Lady doing a news report is holding a cat, who's rowling ominously. She ignores its protests, merrily jostling it in her arms as its growls get more pointed. When it finally takes a few swipes at her face she looks utterly shocked and betrayed, despite the fact she had plenty of warning. She honestly thought it was making those sounds because it was *happy* to be carried by a stranger and bounced around.
It's all too common especially with wild animals to blithely dismiss their behavior as 'unpredictable', when it's simply a failure of communication. We're supposed to be the smart ones, but our grasp of the language of other species is terrible.
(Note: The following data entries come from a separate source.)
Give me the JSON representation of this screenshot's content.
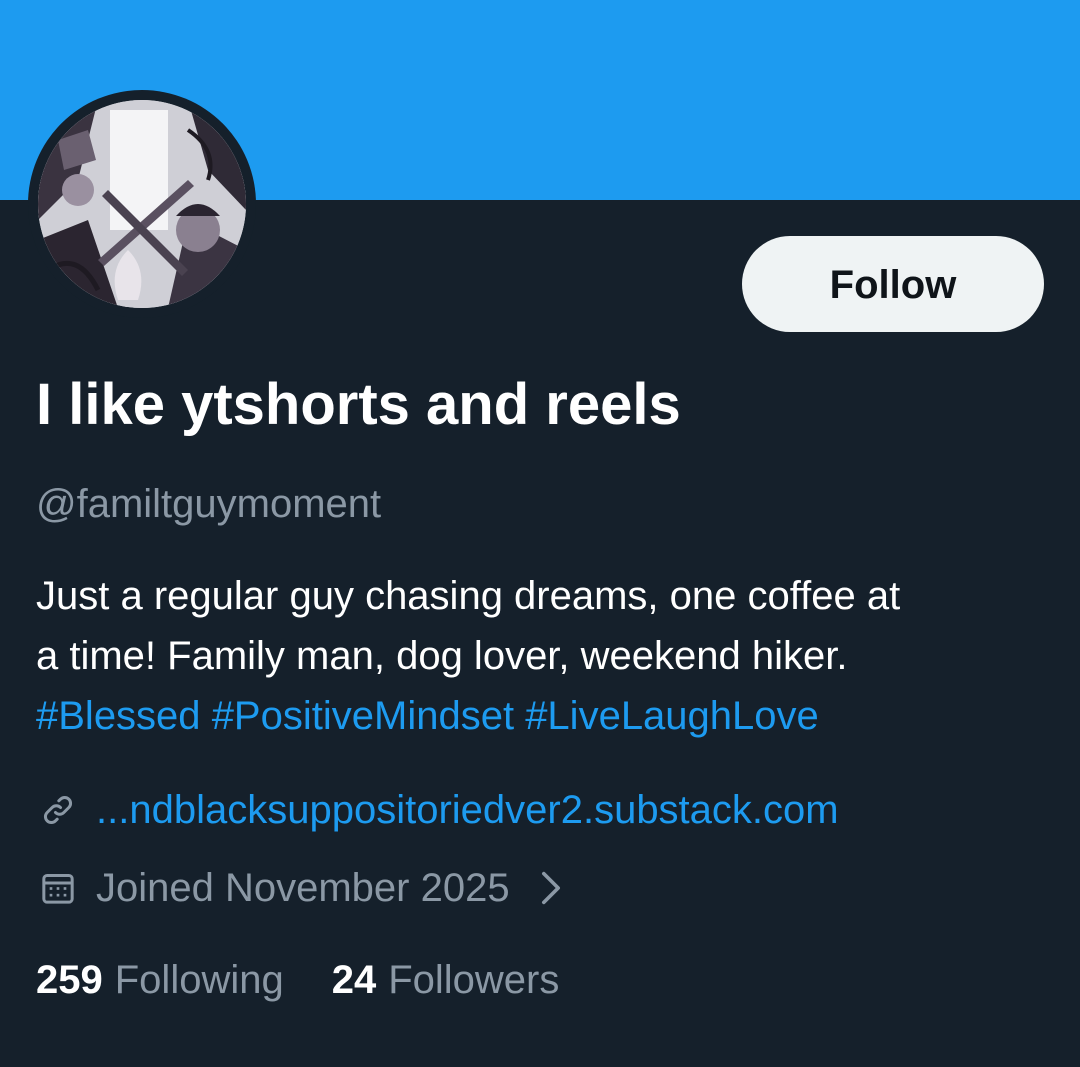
{
  "profile": {
    "display_name": "I like ytshorts and reels",
    "handle": "@familtguymoment",
    "follow_label": "Follow",
    "bio_lines": [
      "Just a regular guy chasing dreams, one coffee at",
      "a time!  Family man, dog lover, weekend hiker."
    ],
    "hashtags": [
      "#Blessed",
      "#PositiveMindset",
      "#LiveLaughLove"
    ],
    "website": "...ndblacksuppositoriedver2.substack.com",
    "joined": "Joined November 2025",
    "following_count": "259",
    "following_label": "Following",
    "followers_count": "24",
    "followers_label": "Followers"
  },
  "icons": {
    "link": "link-icon",
    "calendar": "calendar-icon",
    "chevron": "chevron-right-icon"
  },
  "colors": {
    "banner": "#1d9bf0",
    "background": "#15202b",
    "accent": "#1d9bf0",
    "secondary_text": "#8b98a5",
    "follow_button_bg": "#eff3f4",
    "follow_button_text": "#0f1419"
  }
}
Yet I'd be willing to bet that if the same woman encountered a human being who rowled and growled ominously, she would have no trouble interpreting the sounds: "Whoah, he's really angry!"
So I'm not sure if it's a poor understanding of non-lingual communication, or a poor understanding that, yes, animals have feelings to communicate, and these feelings might not match her own....
So I'm not sure if it's a poor understanding of non-lingual communication, or a poor understanding that, yes, animals have feelings to communicate, and these feelings might not match her own....
I've seen some of that behaviour, deffinately.
Given that we grow up among ourselves, without seeing other autonomous animals that very often, there's no way to get a feeling for communication in the wild. Sometimes, as far as subtleties go, it's not intuitive - like the position of the tail and ears and what they "mean" have to be remembered at first. Ofcourse outright growling and snarling can't be confused with anything.
Given that we grow up among ourselves, without seeing other autonomous animals that very often, there's no way to get a feeling for communication in the wild. Sometimes, as far as subtleties go, it's not intuitive - like the position of the tail and ears and what they "mean" have to be remembered at first. Ofcourse outright growling and snarling can't be confused with anything.
It seems to me that when an animal is in pain, it is the same as what I would feel, but instead of driveling and whining about it, they deal with it. They carry on with their lives as fully as they can. Have you ever seen an animal give up on life, just jump off a cliff? No? I havent either. For whatever reason, animals are stronger then humans, what would destroy the sanity of a human, merely hampers the lifestyle of an animal.
I remember watching many videos of Koko, the female gorilla, communicating through sign language with Penny, her caretaker. The degree of her ability to communicate with humans is impressive. She showed that animals, or certainly primates, can feel pain, emotions and even have moral judgements.